In 2021, 73% of the over $4 billion raised by African startups was by CEOs whose latest degree was a Masters or MBA obtained from a university outside of Africa, according to analysis by Africa: The Big Deal, a substack newsletter that covers startup deals in Africa. The analysis relied on educational history as displayed on the CEOs’ LinkedIn profiles.
The exceptions were Egypt and South Africa. Otherwise, Nigeria, Kenya and the rest of the continent helped form the larger trend.
Do homegrown CEOs have it harder?
The numbers for Kenya will not surprise followers of that startup scene.
At least once last year, a startup came under scrutiny after its expat founder’s questionable comments smacked of white privilege and a white savior mentality. It rekindled previous conversations about how it is easier for white founders to raise money for African startups from Silicon Valley investors, relegating local (and particularly black) entrepreneurs to the background.

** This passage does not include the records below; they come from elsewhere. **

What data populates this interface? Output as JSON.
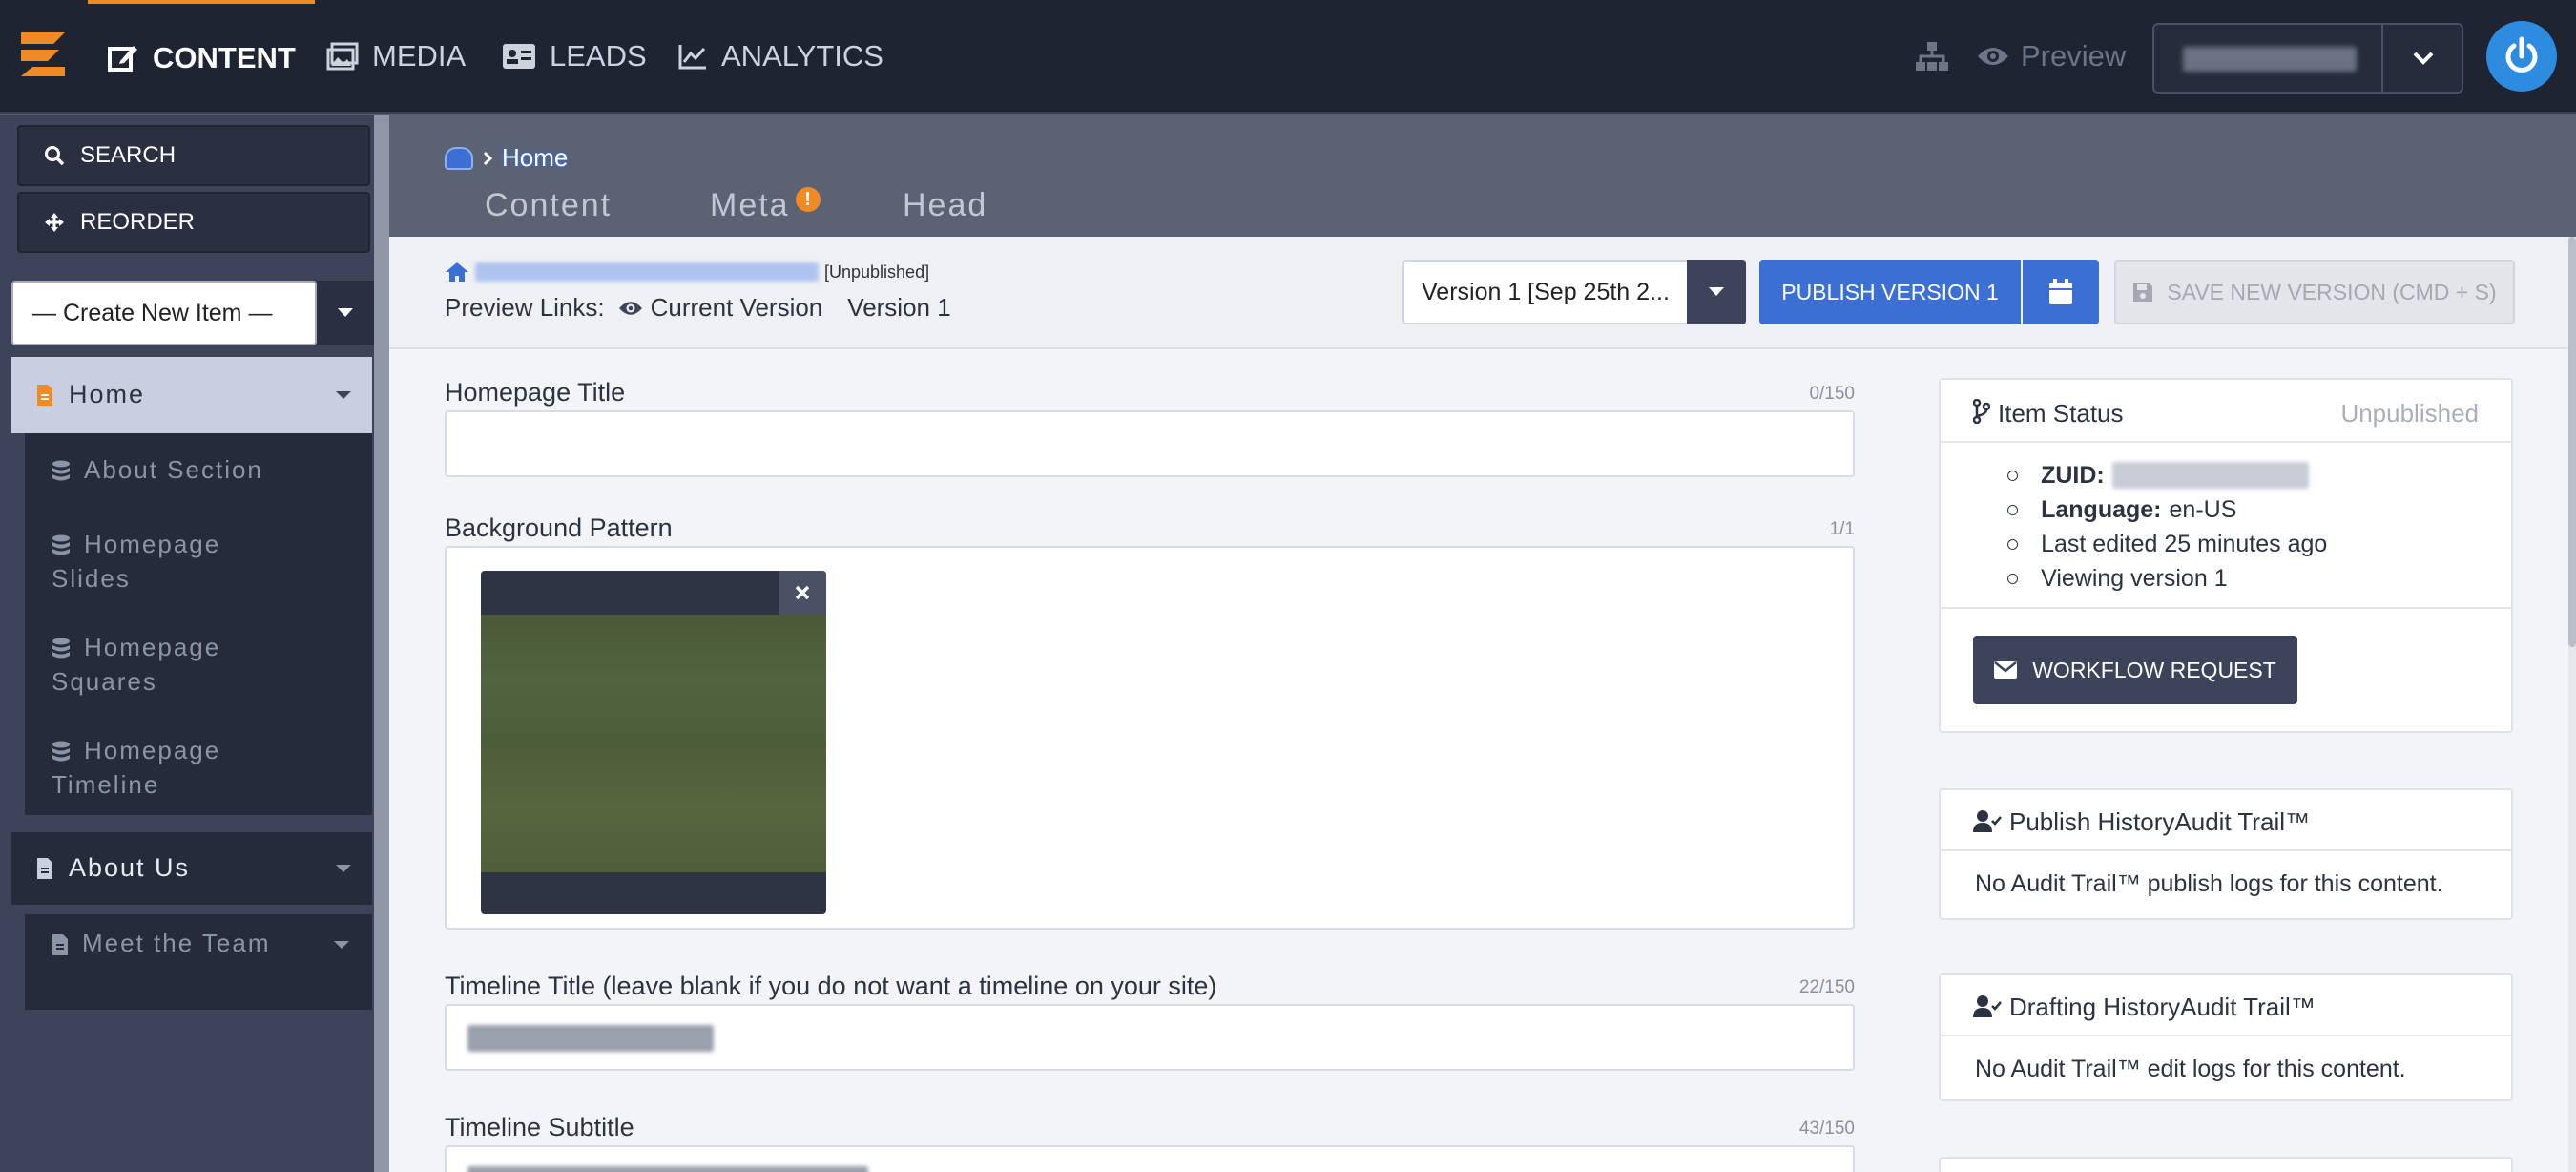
{
  "topnav": {
    "content": "CONTENT",
    "media": "MEDIA",
    "leads": "LEADS",
    "analytics": "ANALYTICS",
    "preview": "Preview"
  },
  "sidebar": {
    "search": "SEARCH",
    "reorder": "REORDER",
    "create_new": "— Create New Item —",
    "items": [
      {
        "label": "Home"
      },
      {
        "label": "About Section"
      },
      {
        "label": "Homepage Slides"
      },
      {
        "label": "Homepage Squares"
      },
      {
        "label": "Homepage Timeline"
      },
      {
        "label": "About Us"
      },
      {
        "label": "Meet the Team"
      }
    ]
  },
  "breadcrumb": {
    "current": "Home"
  },
  "tabs": {
    "content": "Content",
    "meta": "Meta",
    "meta_badge": "!",
    "head": "Head"
  },
  "version_bar": {
    "status": "[Unpublished]",
    "preview_links_label": "Preview Links:",
    "current_version": "Current Version",
    "version_link": "Version 1",
    "version_select": "Version 1 [Sep 25th 2...",
    "publish": "PUBLISH VERSION 1",
    "save": "SAVE NEW VERSION (CMD + S)"
  },
  "fields": {
    "homepage_title": {
      "label": "Homepage Title",
      "count": "0/150",
      "value": ""
    },
    "background_pattern": {
      "label": "Background Pattern",
      "count": "1/1"
    },
    "timeline_title": {
      "label": "Timeline Title (leave blank if you do not want a timeline on your site)",
      "count": "22/150"
    },
    "timeline_subtitle": {
      "label": "Timeline Subtitle",
      "count": "43/150"
    }
  },
  "item_status": {
    "title": "Item Status",
    "state": "Unpublished",
    "zuid_label": "ZUID:",
    "language_label": "Language:",
    "language": "en-US",
    "last_edited": "Last edited 25 minutes ago",
    "viewing": "Viewing version 1",
    "workflow": "WORKFLOW REQUEST"
  },
  "publish_history": {
    "title": "Publish HistoryAudit Trail™",
    "body": "No Audit Trail™ publish logs for this content."
  },
  "drafting_history": {
    "title": "Drafting HistoryAudit Trail™",
    "body": "No Audit Trail™ edit logs for this content."
  },
  "colors": {
    "accent": "#f08a24",
    "primary": "#3b6fd4",
    "dark": "#1f2433"
  }
}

But looking at where VC-backed founders schooled suggests that investor bias and inclination to stick to familiar patterns may not be down to color alone. Most Nigerian startups are founded by black Nigerians, yet the data above suggest that startup fundraising is overwhelmingly a sport for those whose latest degree is foreign. The Big Deal’s authors say “both in terms of number of deals and amount raised, it is US-educated CEOs who lead the charge, followed by their UK-educated peers.”

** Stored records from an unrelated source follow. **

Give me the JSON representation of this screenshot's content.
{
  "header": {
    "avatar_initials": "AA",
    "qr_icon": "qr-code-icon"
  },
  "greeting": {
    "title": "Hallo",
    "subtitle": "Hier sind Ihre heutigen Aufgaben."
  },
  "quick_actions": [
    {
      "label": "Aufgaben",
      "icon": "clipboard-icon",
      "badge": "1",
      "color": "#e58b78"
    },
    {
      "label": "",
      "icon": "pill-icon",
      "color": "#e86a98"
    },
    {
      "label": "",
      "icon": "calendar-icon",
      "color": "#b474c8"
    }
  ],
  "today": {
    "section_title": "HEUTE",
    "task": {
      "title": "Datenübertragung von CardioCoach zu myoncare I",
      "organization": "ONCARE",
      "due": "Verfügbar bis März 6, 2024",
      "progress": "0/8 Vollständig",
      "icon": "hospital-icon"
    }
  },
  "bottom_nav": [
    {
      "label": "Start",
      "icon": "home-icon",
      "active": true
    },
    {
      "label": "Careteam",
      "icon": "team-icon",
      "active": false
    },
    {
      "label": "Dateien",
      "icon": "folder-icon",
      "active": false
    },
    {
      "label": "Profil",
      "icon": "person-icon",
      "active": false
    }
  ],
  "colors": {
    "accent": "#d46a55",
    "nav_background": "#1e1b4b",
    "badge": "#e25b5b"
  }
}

Their analysis doesn’t go into why this happens. Seeing the total pool of investment pitches received by investors from founders who studied locally and abroad in each country would give a clear sense of whether there is active investor bias for foreign-schooled CEOs.
Last year’s African mega rounds were overwhelmingly led by foreign investors like Softbank, Tiger Global, and the International Finance Corporation. Studying in and understanding the cultural dynamics of where most funding comes, it could be argued, gives such CEOs an edge.

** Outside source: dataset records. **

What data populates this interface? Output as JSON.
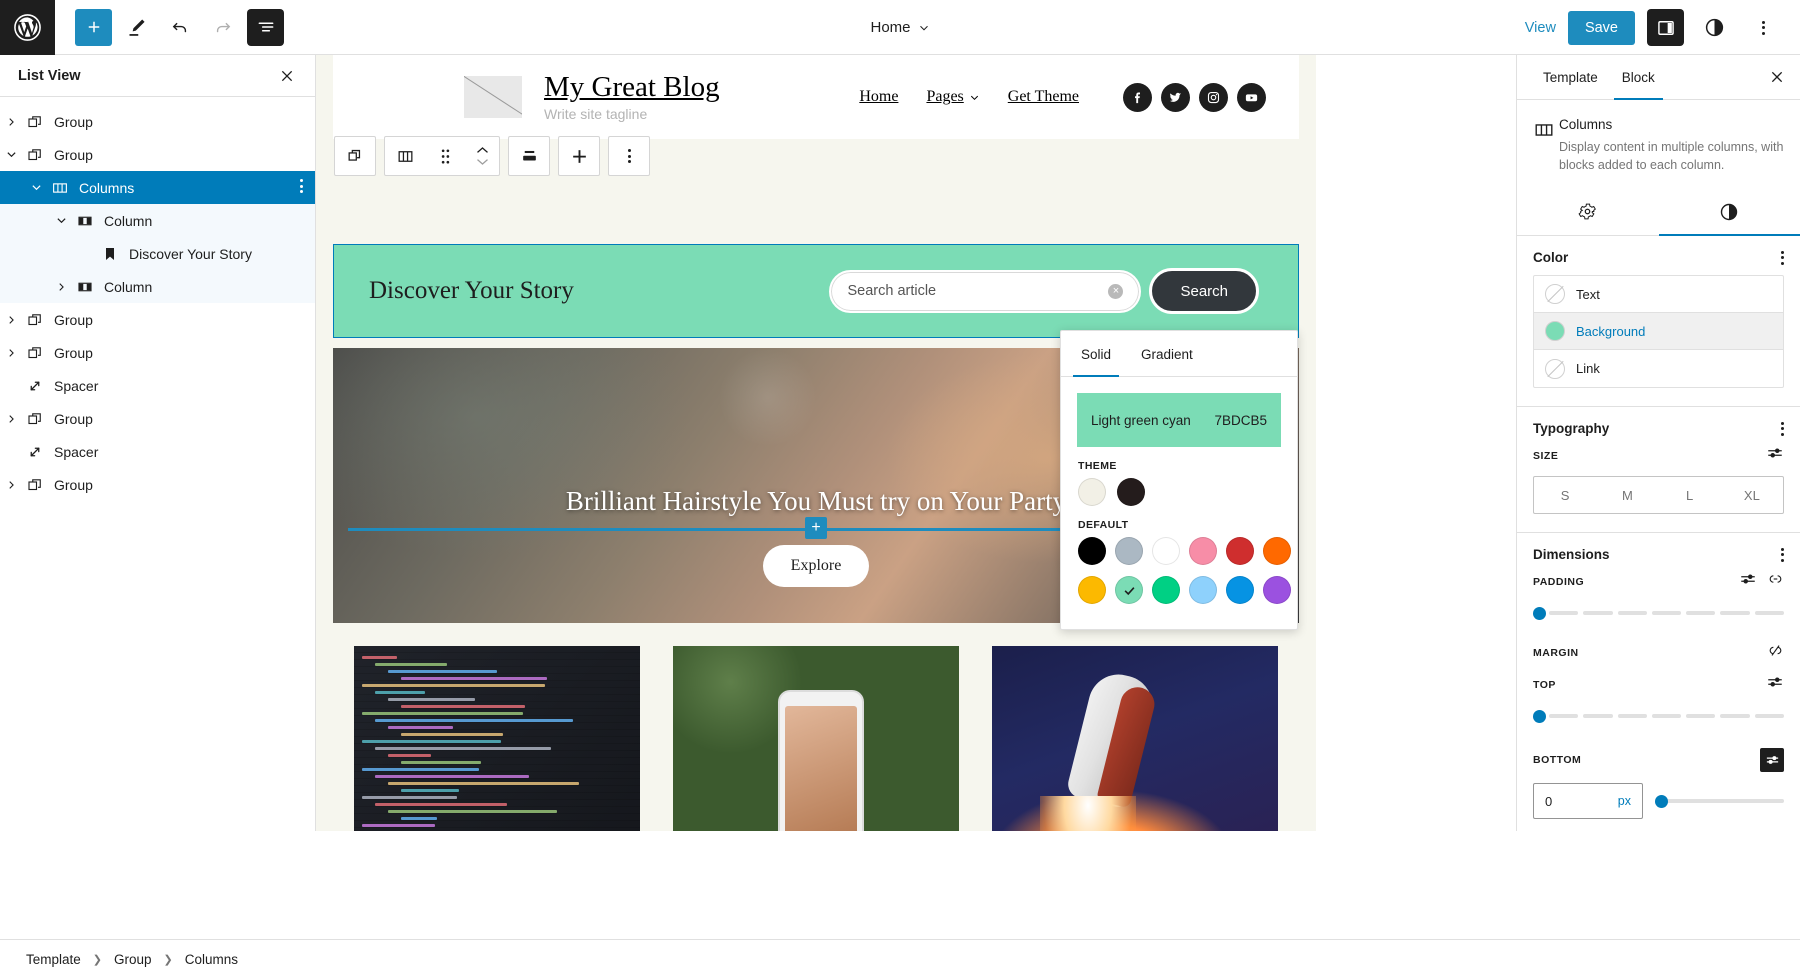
{
  "topbar": {
    "add_block": "add-block",
    "tools": "edit-tool",
    "undo": "undo",
    "redo": "redo",
    "list_view": "list-view",
    "doc_title": "Home",
    "view_label": "View",
    "save_label": "Save",
    "settings_toggle": "settings",
    "styles_toggle": "styles",
    "options": "options"
  },
  "listview": {
    "title": "List View",
    "items": [
      {
        "label": "Group",
        "icon": "group",
        "indent": 0,
        "chevron": "right",
        "state": ""
      },
      {
        "label": "Group",
        "icon": "group",
        "indent": 0,
        "chevron": "down",
        "state": ""
      },
      {
        "label": "Columns",
        "icon": "columns",
        "indent": 1,
        "chevron": "down",
        "state": "selected"
      },
      {
        "label": "Column",
        "icon": "column",
        "indent": 2,
        "chevron": "down",
        "state": "inbranch"
      },
      {
        "label": "Discover Your Story",
        "icon": "heading",
        "indent": 3,
        "chevron": "none",
        "state": "inbranch"
      },
      {
        "label": "Column",
        "icon": "column",
        "indent": 2,
        "chevron": "right",
        "state": "inbranch"
      },
      {
        "label": "Group",
        "icon": "group",
        "indent": 0,
        "chevron": "right",
        "state": ""
      },
      {
        "label": "Group",
        "icon": "group",
        "indent": 0,
        "chevron": "right",
        "state": ""
      },
      {
        "label": "Spacer",
        "icon": "spacer",
        "indent": 0,
        "chevron": "none",
        "state": ""
      },
      {
        "label": "Group",
        "icon": "group",
        "indent": 0,
        "chevron": "right",
        "state": ""
      },
      {
        "label": "Spacer",
        "icon": "spacer",
        "indent": 0,
        "chevron": "none",
        "state": ""
      },
      {
        "label": "Group",
        "icon": "group",
        "indent": 0,
        "chevron": "right",
        "state": ""
      }
    ]
  },
  "toolbar": {
    "buttons": [
      "select-parent",
      "block-type-columns",
      "drag-handle",
      "move-up-down",
      "align",
      "vertical-align",
      "more-options"
    ]
  },
  "canvas": {
    "site_title": "My Great Blog",
    "site_tagline": "Write site tagline",
    "nav": [
      {
        "label": "Home",
        "has_chevron": false
      },
      {
        "label": "Pages",
        "has_chevron": true
      },
      {
        "label": "Get Theme",
        "has_chevron": false
      }
    ],
    "social": [
      "facebook-icon",
      "twitter-icon",
      "instagram-icon",
      "youtube-icon"
    ],
    "columns_heading": "Discover Your Story",
    "search_placeholder": "Search article",
    "search_button": "Search",
    "hero_title": "Brilliant Hairstyle You Must try on Your Party",
    "explore_button": "Explore"
  },
  "color_popover": {
    "tabs": [
      {
        "label": "Solid",
        "active": true
      },
      {
        "label": "Gradient",
        "active": false
      }
    ],
    "current_name": "Light green cyan",
    "current_hex": "7BDCB5",
    "theme_label": "THEME",
    "theme_colors": [
      "#F2F0E6",
      "#241C1C"
    ],
    "default_label": "DEFAULT",
    "default_colors": [
      "#000000",
      "#ABB8C3",
      "#FFFFFF",
      "#F78DA7",
      "#CF2E2E",
      "#FF6900",
      "#FCB900",
      "#7BDCB5",
      "#00D084",
      "#8ED1FC",
      "#0693E3",
      "#9B51E0"
    ],
    "selected_index": 7
  },
  "sidebar": {
    "tabs": [
      {
        "label": "Template",
        "active": false
      },
      {
        "label": "Block",
        "active": true
      }
    ],
    "block_title": "Columns",
    "block_description": "Display content in multiple columns, with blocks added to each column.",
    "icon_tabs": [
      {
        "name": "settings-tab",
        "active": false
      },
      {
        "name": "styles-tab",
        "active": true
      }
    ],
    "color": {
      "title": "Color",
      "rows": [
        {
          "label": "Text",
          "swatch": "none",
          "active": false
        },
        {
          "label": "Background",
          "swatch": "#7BDCB5",
          "active": true
        },
        {
          "label": "Link",
          "swatch": "none",
          "active": false
        }
      ]
    },
    "typography": {
      "title": "Typography",
      "size_label": "SIZE",
      "sizes": [
        "S",
        "M",
        "L",
        "XL"
      ]
    },
    "dimensions": {
      "title": "Dimensions",
      "padding_label": "PADDING",
      "padding_value": 0,
      "margin_label": "MARGIN",
      "top_label": "TOP",
      "top_value": 0,
      "bottom_label": "BOTTOM",
      "bottom_value": "0",
      "bottom_unit": "px"
    }
  },
  "footer": {
    "breadcrumb": [
      "Template",
      "Group",
      "Columns"
    ]
  }
}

The usefulness of judging founders by academic qualification is arguable. If deemed useful, South Africa’s and Egypt’s outlier data may be an argument that education quality in most African countries, not investor bias, is the problem here. The University of Cape Town, which had 34 alumni CEOs raise VC funding last year, per The Big Deal, is Africa’s sole representative in the top 200 of the US News and World Report’s best global universities.
Some reactions to the data have struck a realistic tone. “These things take time,” said Lumi Mustapha, the head of legal at South Africa-based startup incubator Founders Factory Africa.
His expectation is that the currently favored set of foreign-schooled founders, as they become successful, will fund the best of their counterparts who schooled at home “across the spectrum of gender, religion, ethnicity, socioeconomic background.”